Bartoli returns to La Scala for 3-year Baroque project

By Colleen Barry, The Associated Press

MILAN – Mezzosoprano Cecilia Bartoli is returning to Milan’s famed La Scala opera house next year for a three-year Baroque music collaboration, the opera house announced Thursday.

The program is part of general manager Alexander Pereira’s focus on bringing neglected Italian musical traditions back to La Scala’s stage, this time leveraging on his long friendship with Bartoli and her love of Baroque music repertoire.

“Baroque music has been in a certain sense somewhat forgotten in Italy. We live in Baroque cities. We breathe Baroque in Italy. For this it is interesting to bring back to light compositions and authors of Baroque musical scores,” Bartoli told The Associated Press.

She called Baroque music, composed from the 17th century through the first half of the 18th, Italy’s “cultural treasure, our immense treasure.”

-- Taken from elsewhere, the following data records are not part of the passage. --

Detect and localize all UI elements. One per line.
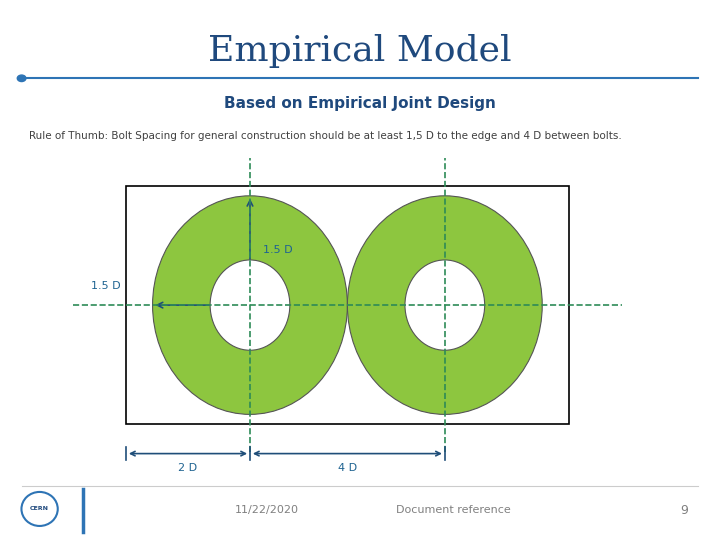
Text: Based on Empirical Joint Design: Based on Empirical Joint Design	[224, 96, 496, 111]
Text: 9: 9	[680, 504, 688, 517]
Text: Document reference: Document reference	[396, 505, 511, 515]
Text: CERN: CERN	[30, 507, 49, 511]
Ellipse shape	[405, 260, 485, 350]
Text: 4 D: 4 D	[338, 463, 357, 474]
Text: 11/22/2020: 11/22/2020	[235, 505, 298, 515]
Text: 2 D: 2 D	[179, 463, 197, 474]
Text: Empirical Model: Empirical Model	[208, 35, 512, 68]
Ellipse shape	[210, 260, 290, 350]
Circle shape	[22, 492, 58, 526]
Text: 1.5 D: 1.5 D	[91, 281, 120, 291]
Ellipse shape	[153, 196, 348, 414]
Text: Rule of Thumb: Bolt Spacing for general construction should be at least 1,5 D to: Rule of Thumb: Bolt Spacing for general …	[29, 131, 621, 141]
Text: 1.5 D: 1.5 D	[264, 246, 293, 255]
Ellipse shape	[348, 196, 542, 414]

“When we think of Verdi, when we think of Puccini, we shouldn’t forget that these composers became what they were, thanks to those who came before them,” Bartoli said. “It is true, Mozart was a genius. But he had a composer like Hayden who was a big inspiration for him.”

The Baroque program begins in 2019 with Handel’s “Giulio Cesare in Egitto,” followed by his “Semele” in 2020 and “Ariodante” in 2021. Pereira said he wants to bring the three productions to other Italian opera houses, in particular the San Carlo theatre in Naples, known for its Baroque tradition.

“The biggest Baroque musicians and composers have passed through Naples,” Bartoli said, citing as examples Nicola Antonio Propora and Domenico Scarlatti.

To woo Bartoli, Pereira said he first set up a group of La Scala musicians with period instruments, something the pair had done for a similar project when he was director of the Zurich Opera House.

Bartoli sang several times at La Scala in the 1990s; her last appearance was in 2012, when she was booed by the upper balconies of the tiered theatre.

She said her long absences were due mostly to scheduling difficulties and commitments elsewhere, and the fact that the La Scala repertoire until recently focused largely on the 1800s.

“I already had many commitments in Salzburg, Zurich, Vienna. To be able to speak of a multi-year project, it is clear it couldn’t be done right away,” she said. “From 2019 I found free time.”